Schubert: Ich bestimme den Kapitän, lasse das Team aber seinen Mannschaftsrat wählen. Eine Hierarchie kann man nicht bestimmen. Jürgen Klopp hat mal gesagt: "Der eine Chef auf dem Platz ist eine Legende." Er hat recht. Viele Spieler in einem Team sollten Verantwortung übernehmen.

Oenning: Ich habe mich noch nicht mal entschieden, ob ich den Kapitän bestimme oder ihn wählen lasse. Das hängt ganz einfach von der Zusammenstellung des Teams ab. Wenn die Spieler von alleine auf den gleichen Kapitän kommen wie ich, dann brauche ich auch keinen zu bestimmen.

Welche Qualitäten machen den Erfolg eines Trainers wahrscheinlicher?

Oenning: Der Fußball unterliegt einer ständigen Veränderung, und wir versuchen, ein Stück weit darauf Einfluss zu nehmen. Einen guten Trainer zeichnet aus, wenn er es schafft, seine Ideen mit der Mannschaft umzusetzen. Es reicht dabei nicht, heute eine Idee zu haben und die dann 30 Jahre lang zu verfolgen.
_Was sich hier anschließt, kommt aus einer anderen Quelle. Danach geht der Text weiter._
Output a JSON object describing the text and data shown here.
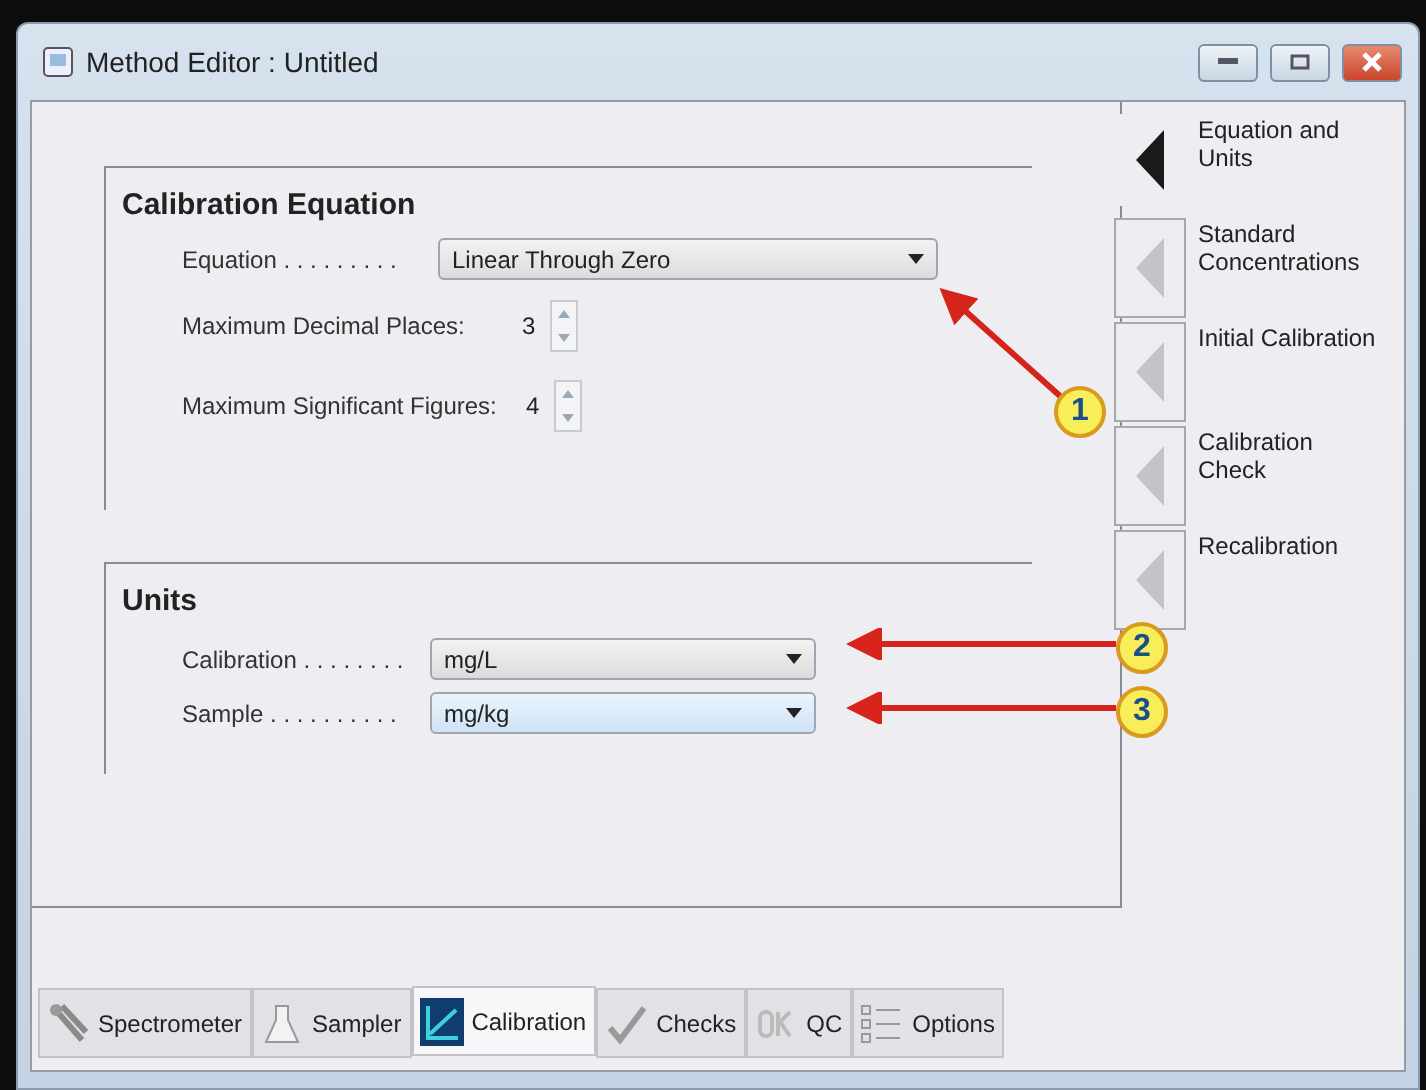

Schubert: Ich gucke mir ständig Fußball in unterschiedlichen Ligen an, um zu sehen, wie das Tempo ist, wie die Mannschaften agieren, wie sie bestimmte Situationen lösen. Man kann als Trainer keine Schablone haben.

Was hat Jürgen Klopp vergangene Saison besser gemacht als alle anderen?

Oenning: Ich kann nur meine Eindrücke aus den Spielen gegen Dortmund als Grundlage nehmen, und da waren die uns in vielen Dingen voraus. Aber lösen wir uns mal von Klopp und nehmen den FC Barcelona. Alle wollen so spielen wie die, aber das funktioniert nicht. Ich kann nicht sagen, jetzt spielen wir nur noch flache Bälle. Ich muss meine eigene Idee entwickeln.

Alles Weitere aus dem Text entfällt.